Adamczuk-Nurzyńska Agata, Nurzyński Paweł, Brzozowska Melania, Jewczak Maciej, Śliwczyński Andrzej
National Medical Institute of the Ministry of the Interior and Administration, Warszawa, Poland.
Department of Spatial Econometrics, Faculty of Economics and Sociology University, Łódź, Poland.
Contemp Oncol (Pozn). 2025;29(2):171-178. doi: 10.5114/wo.2025.150080. Epub 2025 Apr 30.
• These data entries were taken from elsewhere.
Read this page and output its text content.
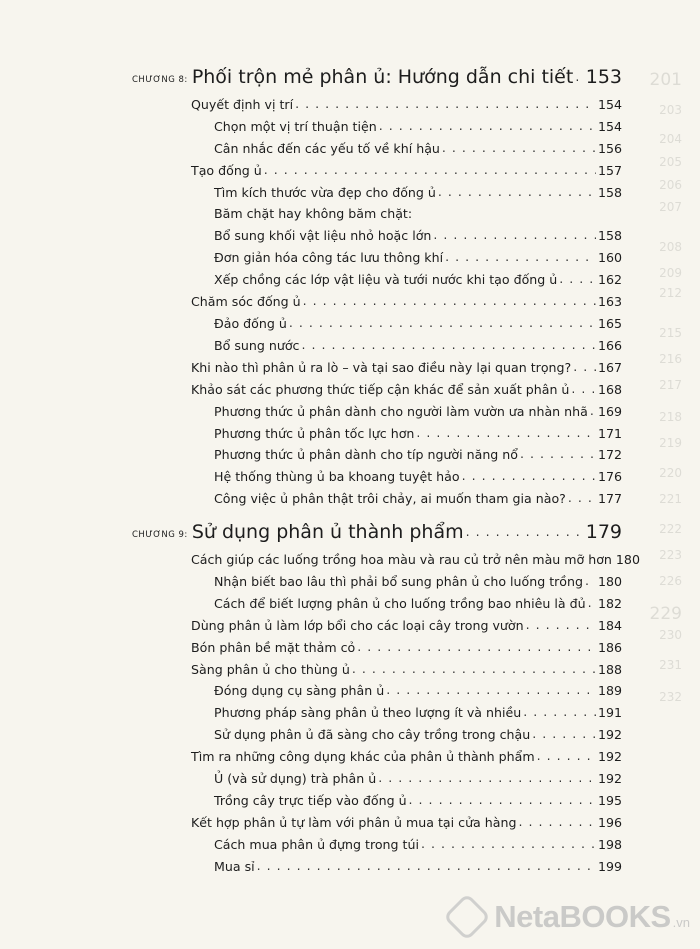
201
203
204
205
206
207
208
209
212
215
216
217
218
219
220
221
222
223
226
229
230
231
232
CHƯƠNG 8: Phối trộn mẻ phân ủ: Hướng dẫn chi tiết . . . 153
Quyết định vị trí . . .	154
Chọn một vị trí thuận tiện . . .	154
Cân nhắc đến các yếu tố về khí hậu . . .	156
Tạo đống ủ . . .	157
Tìm kích thước vừa đẹp cho đống ủ . . .	158
Băm chặt hay không băm chặt:
Bổ sung khối vật liệu nhỏ hoặc lớn . . .	158
Đơn giản hóa công tác lưu thông khí . . .	160
Xếp chồng các lớp vật liệu và tưới nước khi tạo đống ủ . . .	162
Chăm sóc đống ủ . . .	163
Đảo đống ủ . . .	165
Bổ sung nước . . .	166
Khi nào thì phân ủ ra lò – và tại sao điều này lại quan trọng? . . . 167
Khảo sát các phương thức tiếp cận khác để sản xuất phân ủ . . . 168
Phương thức ủ phân dành cho người làm vườn ưa nhàn nhã . . . 169
Phương thức ủ phân tốc lực hơn . . .	171
Phương thức ủ phân dành cho típ người năng nổ . . .	172
Hệ thống thùng ủ ba khoang tuyệt hảo . . .	176
Công việc ủ phân thật trôi chảy, ai muốn tham gia nào? . . .	177
CHƯƠNG 9: Sử dụng phân ủ thành phẩm . . .	179
Cách giúp các luống trồng hoa màu và rau củ trở nên màu mỡ hơn 180
Nhận biết bao lâu thì phải bổ sung phân ủ cho luống trồng . . . 180
Cách để biết lượng phân ủ cho luống trồng bao nhiêu là đủ . . . 182
Dùng phân ủ làm lớp bổi cho các loại cây trong vườn . . .	184
Bón phân bề mặt thảm cỏ . . .	186
Sàng phân ủ cho thùng ủ . . .	188
Đóng dụng cụ sàng phân ủ . . .	189
Phương pháp sàng phân ủ theo lượng ít và nhiều . . .	191
Sử dụng phân ủ đã sàng cho cây trồng trong chậu . . .	192
Tìm ra những công dụng khác của phân ủ thành phẩm . . .	192
Ủ (và sử dụng) trà phân ủ . . .	192
Trồng cây trực tiếp vào đống ủ . . .	195
Kết hợp phân ủ tự làm với phân ủ mua tại cửa hàng . . .	196
Cách mua phân ủ đựng trong túi . . .	198
Mua sỉ . . .	199
NetaBOOKS .vn
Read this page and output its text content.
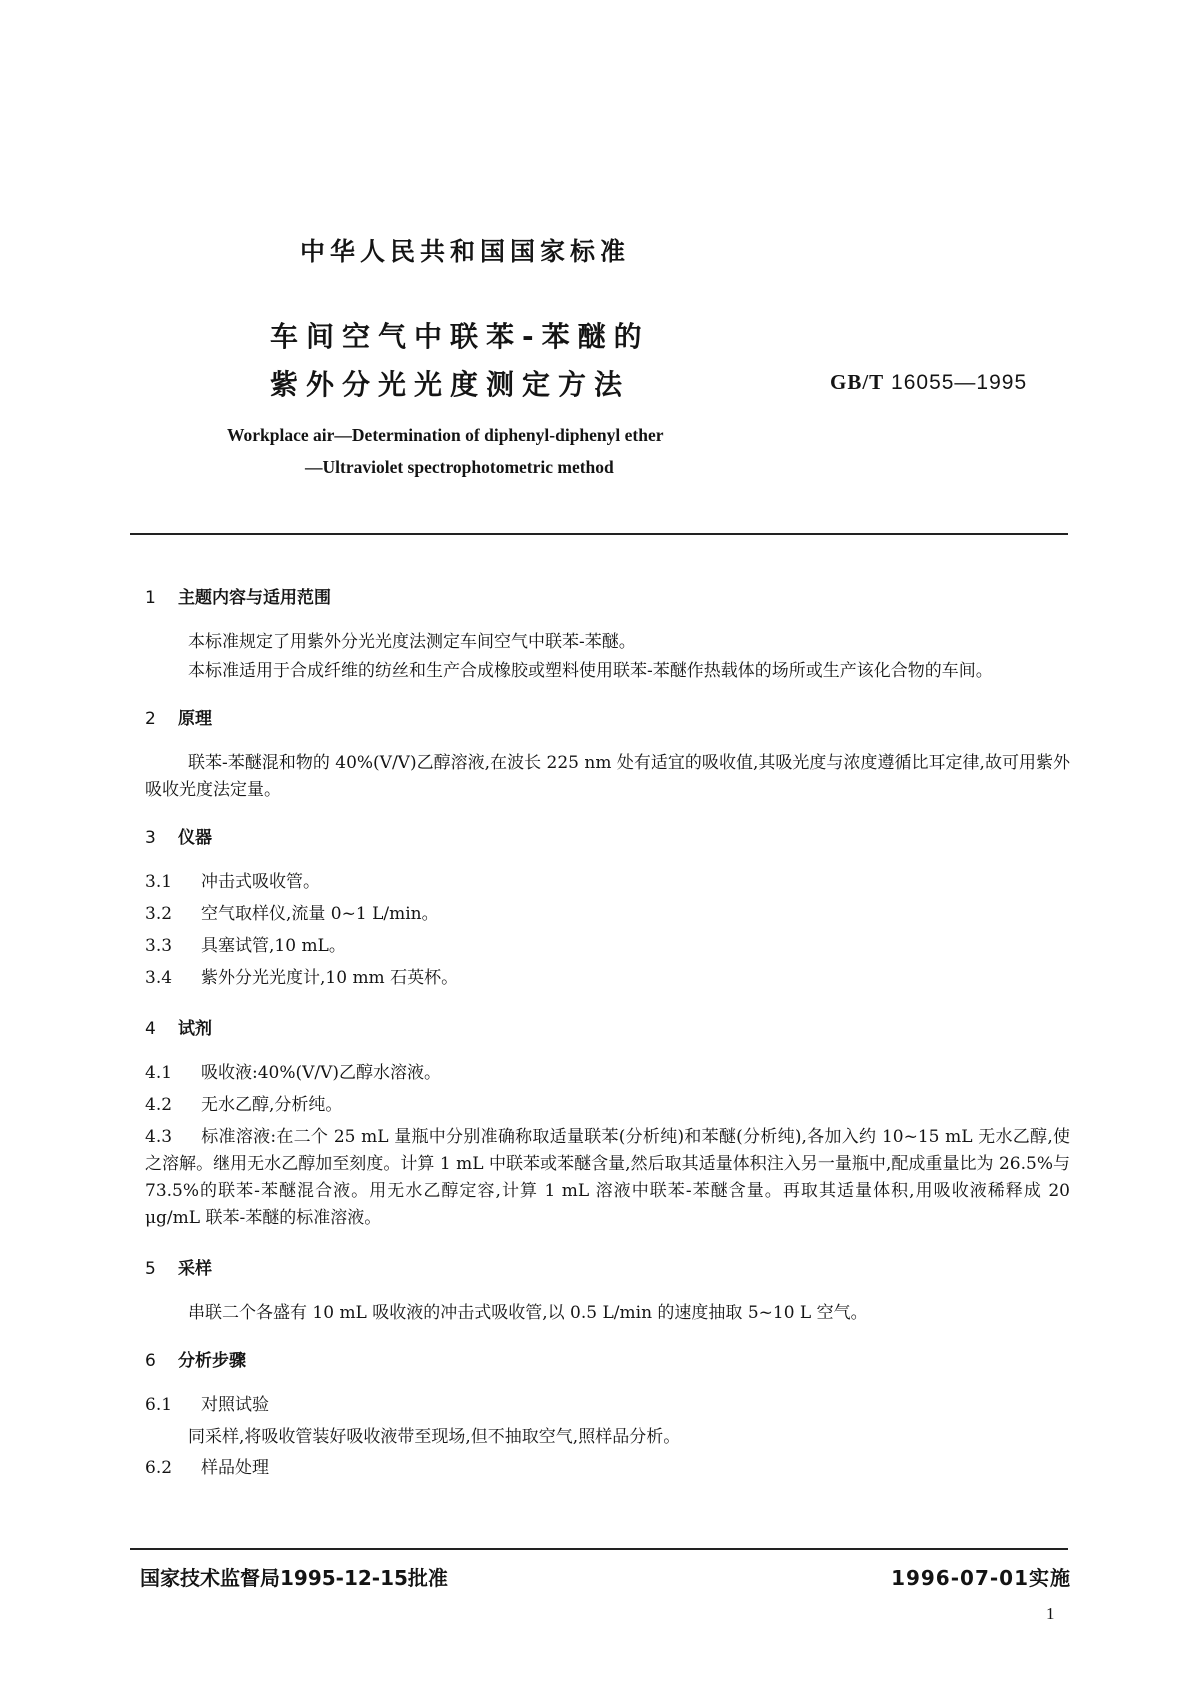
中华人民共和国国家标准

车间空气中联苯-苯醚的

紫外分光光度测定方法	GB/T 16055—1995

Workplace air—Determination of diphenyl-diphenyl ether

—Ultraviolet spectrophotometric method

1 主题内容与适用范围

本标准规定了用紫外分光光度法测定车间空气中联苯-苯醚。

本标准适用于合成纤维的纺丝和生产合成橡胶或塑料使用联苯-苯醚作热载体的场所或生产该化合物的车间。

2 原理

联苯-苯醚混和物的 40%(V/V)乙醇溶液,在波长 225 nm 处有适宜的吸收值,其吸光度与浓度遵循比耳定律,故可用紫外吸收光度法定量。

3 仪器

3.1 冲击式吸收管。

3.2 空气取样仪,流量 0~1 L/min。

3.3 具塞试管,10 mL。

3.4 紫外分光光度计,10 mm 石英杯。

4 试剂

4.1 吸收液:40%(V/V)乙醇水溶液。

4.2 无水乙醇,分析纯。

4.3 标准溶液:在二个 25 mL 量瓶中分别准确称取适量联苯(分析纯)和苯醚(分析纯),各加入约 10~15 mL 无水乙醇,使之溶解。继用无水乙醇加至刻度。计算 1 mL 中联苯或苯醚含量,然后取其适量体积注入另一量瓶中,配成重量比为 26.5%与 73.5%的联苯-苯醚混合液。用无水乙醇定容,计算 1 mL 溶液中联苯-苯醚含量。再取其适量体积,用吸收液稀释成 20 μg/mL 联苯-苯醚的标准溶液。

5 采样

串联二个各盛有 10 mL 吸收液的冲击式吸收管,以 0.5 L/min 的速度抽取 5~10 L 空气。

6 分析步骤

6.1 对照试验

同采样,将吸收管装好吸收液带至现场,但不抽取空气,照样品分析。

6.2 样品处理

国家技术监督局1995-12-15批准	1996-07-01实施

1
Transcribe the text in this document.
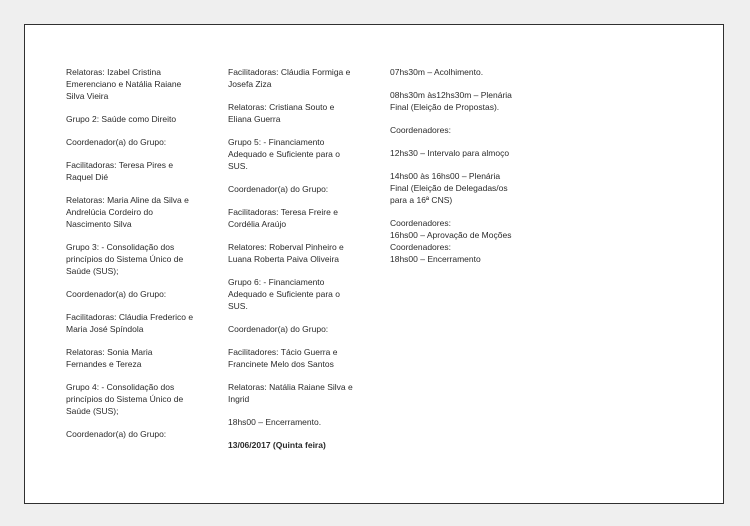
Relatoras: Izabel Cristina
Emerenciano e Natália Raiane
Silva Vieira

Grupo 2: Saúde como Direito

Coordenador(a) do Grupo:

Facilitadoras: Teresa Pires e
Raquel Dié

Relatoras: Maria Aline da Silva e
Andrelúcia Cordeiro do
Nascimento Silva

Grupo 3: - Consolidação dos
princípios do Sistema Único de
Saúde (SUS);

Coordenador(a) do Grupo:

Facilitadoras: Cláudia Frederico e
Maria José Spíndola

Relatoras: Sonia Maria
Fernandes e Tereza

Grupo 4: - Consolidação dos
princípios do Sistema Único de
Saúde (SUS);

Coordenador(a) do Grupo:

Facilitadoras: Cláudia Formiga e
Josefa Ziza

Relatoras: Cristiana Souto e
Eliana Guerra

Grupo 5: - Financiamento
Adequado e Suficiente para o
SUS.

Coordenador(a) do Grupo:

Facilitadoras: Teresa Freire e
Cordélia Araújo

Relatores: Roberval Pinheiro e
Luana Roberta Paiva Oliveira

Grupo 6: - Financiamento
Adequado e Suficiente para o
SUS.

Coordenador(a) do Grupo:

Facilitadores: Tácio Guerra e
Francinete Melo dos Santos

Relatoras: Natália Raiane Silva e
Ingrid

18hs00 – Encerramento.

13/06/2017 (Quinta feira)

07hs30m – Acolhimento.

08hs30m às12hs30m – Plenária
Final (Eleição de Propostas).

Coordenadores:

12hs30 – Intervalo para almoço

14hs00 às 16hs00 – Plenária
Final (Eleição de Delegadas/os
para a 16ª CNS)

Coordenadores:

16hs00 – Aprovação de Moções

Coordenadores:

18hs00 – Encerramento
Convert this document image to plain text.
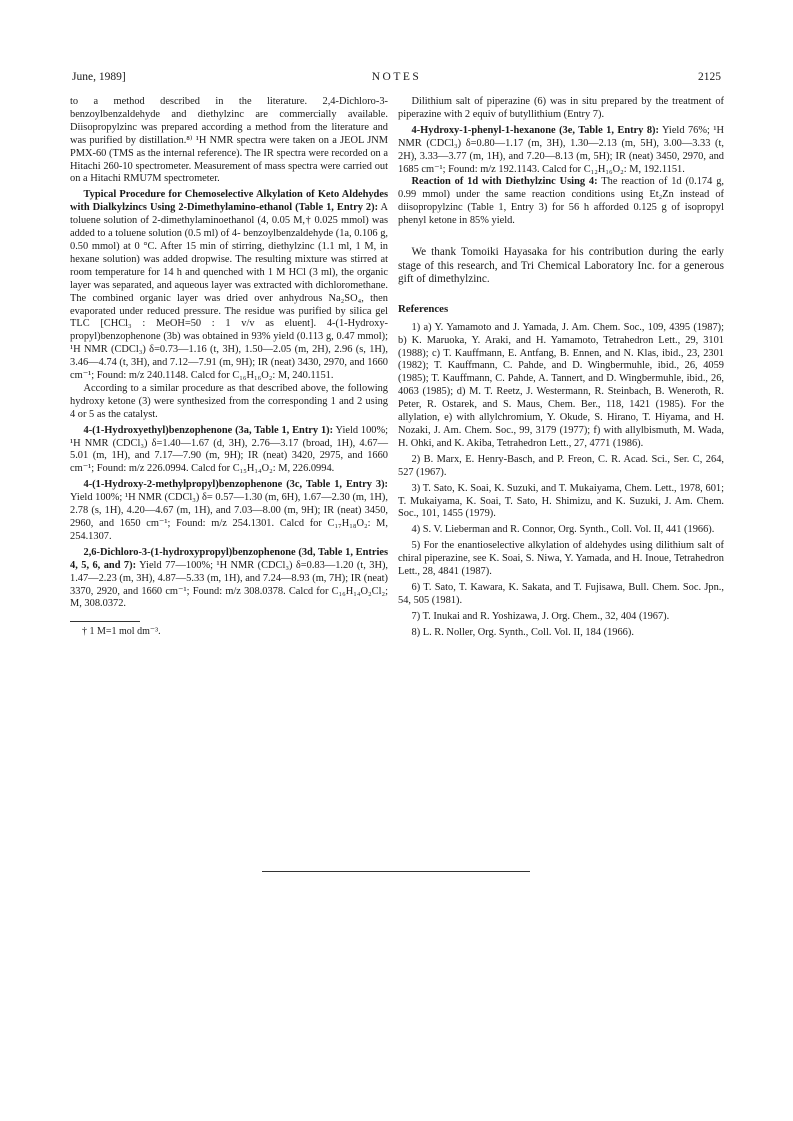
June, 1989]	NOTES	2125

to a method described in the literature. 2,4-Dichloro-3-benzoylbenzaldehyde and diethylzinc are commercially available. Diisopropylzinc was prepared according a method from the literature and was purified by distillation.⁸⁾ ¹H NMR spectra were taken on a JEOL JNM PMX-60 (TMS as the internal reference). The IR spectra were recorded on a Hitachi 260-10 spectrometer. Measurement of mass spectra were carried out on a Hitachi RMU7M spectrometer.

Typical Procedure for Chemoselective Alkylation of Keto Aldehydes with Dialkylzincs Using 2-Dimethylamino-ethanol (Table 1, Entry 2): A toluene solution of 2-dimethylaminoethanol (4, 0.05 M,† 0.025 mmol) was added to a toluene solution (0.5 ml) of 4- benzoylbenzaldehyde (1a, 0.106 g, 0.50 mmol) at 0 °C. After 15 min of stirring, diethylzinc (1.1 ml, 1 M, in hexane solution) was added dropwise. The resulting mixture was stirred at room temperature for 14 h and quenched with 1 M HCl (3 ml), the organic layer was separated, and aqueous layer was extracted with dichloromethane. The combined organic layer was dried over anhydrous Na₂SO₄, then evaporated under reduced pressure. The residue was purified by silica gel TLC [CHCl₃ : MeOH=50 : 1 v/v as eluent]. 4-(1-Hydroxy-propyl)benzophenone (3b) was obtained in 93% yield (0.113 g, 0.47 mmol); ¹H NMR (CDCl₃) δ=0.73—1.16 (t, 3H), 1.50—2.05 (m, 2H), 2.96 (s, 1H), 3.46—4.74 (t, 3H), and 7.12—7.91 (m, 9H); IR (neat) 3430, 2970, and 1660 cm⁻¹; Found: m/z 240.1148. Calcd for C₁₆H₁₆O₂: M, 240.1151.

According to a similar procedure as that described above, the following hydroxy ketone (3) were synthesized from the corresponding 1 and 2 using 4 or 5 as the catalyst.

4-(1-Hydroxyethyl)benzophenone (3a, Table 1, Entry 1): Yield 100%; ¹H NMR (CDCl₃) δ=1.40—1.67 (d, 3H), 2.76—3.17 (broad, 1H), 4.67—5.01 (m, 1H), and 7.17—7.90 (m, 9H); IR (neat) 3420, 2975, and 1660 cm⁻¹; Found: m/z 226.0994. Calcd for C₁₅H₁₄O₂: M, 226.0994.

4-(1-Hydroxy-2-methylpropyl)benzophenone (3c, Table 1, Entry 3): Yield 100%; ¹H NMR (CDCl₃) δ= 0.57—1.30 (m, 6H), 1.67—2.30 (m, 1H), 2.78 (s, 1H), 4.20—4.67 (m, 1H), and 7.03—8.00 (m, 9H); IR (neat) 3450, 2960, and 1650 cm⁻¹; Found: m/z 254.1301. Calcd for C₁₇H₁₈O₂: M, 254.1307.

2,6-Dichloro-3-(1-hydroxypropyl)benzophenone (3d, Table 1, Entries 4, 5, 6, and 7): Yield 77—100%; ¹H NMR (CDCl₃) δ=0.83—1.20 (t, 3H), 1.47—2.23 (m, 3H), 4.87—5.33 (m, 1H), and 7.24—8.93 (m, 7H); IR (neat) 3370, 2920, and 1660 cm⁻¹; Found: m/z 308.0378. Calcd for C₁₆H₁₄O₂Cl₂; M, 308.0372.

† 1 M=1 mol dm⁻³.

Dilithium salt of piperazine (6) was in situ prepared by the treatment of piperazine with 2 equiv of butyllithium (Entry 7).

4-Hydroxy-1-phenyl-1-hexanone (3e, Table 1, Entry 8): Yield 76%; ¹H NMR (CDCl₃) δ=0.80—1.17 (m, 3H), 1.30—2.13 (m, 5H), 3.00—3.33 (t, 2H), 3.33—3.77 (m, 1H), and 7.20—8.13 (m, 5H); IR (neat) 3450, 2970, and 1685 cm⁻¹; Found: m/z 192.1143. Calcd for C₁₂H₁₆O₂: M, 192.1151.

Reaction of 1d with Diethylzinc Using 4: The reaction of 1d (0.174 g, 0.99 mmol) under the same reaction conditions using Et₂Zn instead of diisopropylzinc (Table 1, Entry 3) for 56 h afforded 0.125 g of isopropyl phenyl ketone in 85% yield.

We thank Tomoiki Hayasaka for his contribution during the early stage of this research, and Tri Chemical Laboratory Inc. for a generous gift of dimethylzinc.

References

1) a) Y. Yamamoto and J. Yamada, J. Am. Chem. Soc., 109, 4395 (1987); b) K. Maruoka, Y. Araki, and H. Yamamoto, Tetrahedron Lett., 29, 3101 (1988); c) T. Kauffmann, E. Antfang, B. Ennen, and N. Klas, ibid., 23, 2301 (1982); T. Kauffmann, C. Pahde, and D. Wingbermuhle, ibid., 26, 4059 (1985); T. Kauffmann, C. Pahde, A. Tannert, and D. Wingbermuhle, ibid., 26, 4063 (1985); d) M. T. Reetz, J. Westermann, R. Steinbach, B. Weneroth, R. Peter, R. Ostarek, and S. Maus, Chem. Ber., 118, 1421 (1985). For the allylation, e) with allylchromium, Y. Okude, S. Hirano, T. Hiyama, and H. Nozaki, J. Am. Chem. Soc., 99, 3179 (1977); f) with allylbismuth, M. Wada, H. Ohki, and K. Akiba, Tetrahedron Lett., 27, 4771 (1986).

2) B. Marx, E. Henry-Basch, and P. Freon, C. R. Acad. Sci., Ser. C, 264, 527 (1967).

3) T. Sato, K. Soai, K. Suzuki, and T. Mukaiyama, Chem. Lett., 1978, 601; T. Mukaiyama, K. Soai, T. Sato, H. Shimizu, and K. Suzuki, J. Am. Chem. Soc., 101, 1455 (1979).

4) S. V. Lieberman and R. Connor, Org. Synth., Coll. Vol. II, 441 (1966).

5) For the enantioselective alkylation of aldehydes using dilithium salt of chiral piperazine, see K. Soai, S. Niwa, Y. Yamada, and H. Inoue, Tetrahedron Lett., 28, 4841 (1987).

6) T. Sato, T. Kawara, K. Sakata, and T. Fujisawa, Bull. Chem. Soc. Jpn., 54, 505 (1981).

7) T. Inukai and R. Yoshizawa, J. Org. Chem., 32, 404 (1967).

8) L. R. Noller, Org. Synth., Coll. Vol. II, 184 (1966).
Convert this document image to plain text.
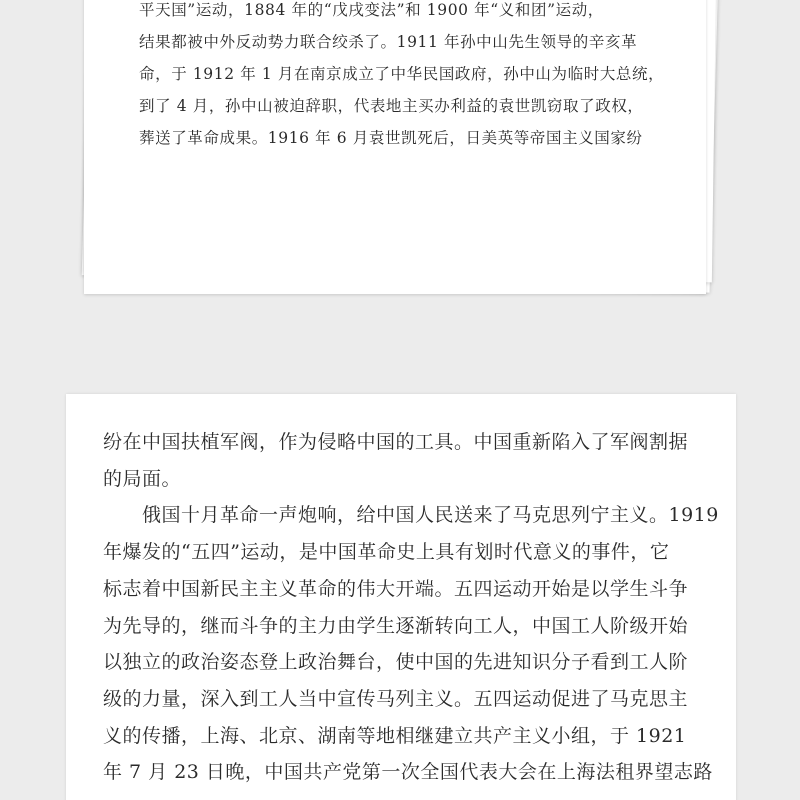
平天国”运动，1884 年的“戊戌变法”和 1900 年“义和团”运动，

结果都被中外反动势力联合绞杀了。1911 年孙中山先生领导的辛亥革

命，于 1912 年 1 月在南京成立了中华民国政府，孙中山为临时大总统，

到了 4 月，孙中山被迫辞职，代表地主买办利益的袁世凯窃取了政权，

葬送了革命成果。1916 年 6 月袁世凯死后，日美英等帝国主义国家纷

纷在中国扶植军阀，作为侵略中国的工具。中国重新陷入了军阀割据

的局面。

　　俄国十月革命一声炮响，给中国人民送来了马克思列宁主义。1919

年爆发的“五四”运动，是中国革命史上具有划时代意义的事件，它

标志着中国新民主主义革命的伟大开端。五四运动开始是以学生斗争

为先导的，继而斗争的主力由学生逐渐转向工人，中国工人阶级开始

以独立的政治姿态登上政治舞台，使中国的先进知识分子看到工人阶

级的力量，深入到工人当中宣传马列主义。五四运动促进了马克思主

义的传播，上海、北京、湖南等地相继建立共产主义小组，于 1921

年 7 月 23 日晚，中国共产党第一次全国代表大会在上海法租界望志路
In 2020 in Poland a total of 3 589 people had pancreatic cancer (PC). Only 20% of patients were diagnosed with surgical disease. New therapeutic options that demonstrate statistically significant improvements in overall survival (OS) and progression-free survival (PFS) are still being sought. However, the assessment of treatment efficacy and safety in non-selected patients in a real-life setting may provide useful information to support decision-making processes in routine practice.
The aim of the clinical study was a retrospective analysis of the medical history of 182 patients with the diagnosis of metastatic pancreatic cancer (mPC), who were treated with combination treatment of nab-paclitaxel with gemcitabine (GEM-NAB) between February 2017 and September 2023. Our study also aimed to identify important population-based predictors for survival in patients diagnosed with mPC.
The median age was 66 years (range 37-84 years). Median OS was 9.2 months (95% CI: 8.3-10.03), and median PFS was 5.47 months (95% CI: 4.83-6.1); 26 patients achieved either a partial or complete response (overall response rate 14%). GEM-NAB was well tolerated. The most common adverse events were alopecia, fatigue, neutropenia, anemia, and peripheral neuropathy. This study identified specific clinical and laboratory parameters (neutrophil to lymphocyte ratio, antigen Ca 19.9, mechanical jaundice, peripheral neuropathy and 2 and 3 lines of treatment) as independent prognostic factors.
Our results confirm the efficacy and tolerability of GEM-NAB as standard first-line treatment in patients with mPC. Among the factors having the greatest impact on OS was the 3 line of treatment, and for PFS the presence of peripheral neuropathy.
2020年,波兰共有3589人患有胰腺癌(PC)。只有20%的患者被诊断为可手术治疗的疾病。目前仍在寻找能在总生存期(OS)和无进展生存期(PFS)方面显示出统计学显著改善的新治疗方案。然而,在现实生活环境中对未选择的患者进行治疗疗效和安全性评估,可能会为支持常规实践中的决策过程提供有用信息。
本临床研究的目的是对182例转移性胰腺癌(mPC)患者的病史进行回顾性分析,这些患者在2017年2月至2023年9月期间接受了白蛋白结合型紫杉醇与吉西他滨联合治疗(GEM-NAB)。我们的研究还旨在确定mPC患者生存的重要基于人群的预测因素。
中位年龄为66岁(范围37 - 84岁)。中位OS为9.2个月(95%置信区间:8.3 - 10.03),中位PFS为5.47个月(95%置信区间:4.83 - 6.1);26例患者实现了部分或完全缓解(总缓解率14%)。GEM-NAB耐受性良好。最常见的不良事件是脱发、疲劳、中性粒细胞减少、贫血和周围神经病变。本研究确定了特定的临床和实验室参数(中性粒细胞与淋巴细胞比值、抗原Ca 19.9、机械性黄疸、周围神经病变以及二线和三线治疗)为独立预后因素。
我们的结果证实了GEM-NAB作为mPC患者标准一线治疗的疗效和耐受性。对OS影响最大的因素是三线治疗,而对PFS影响最大的因素是周围神经病变的存在。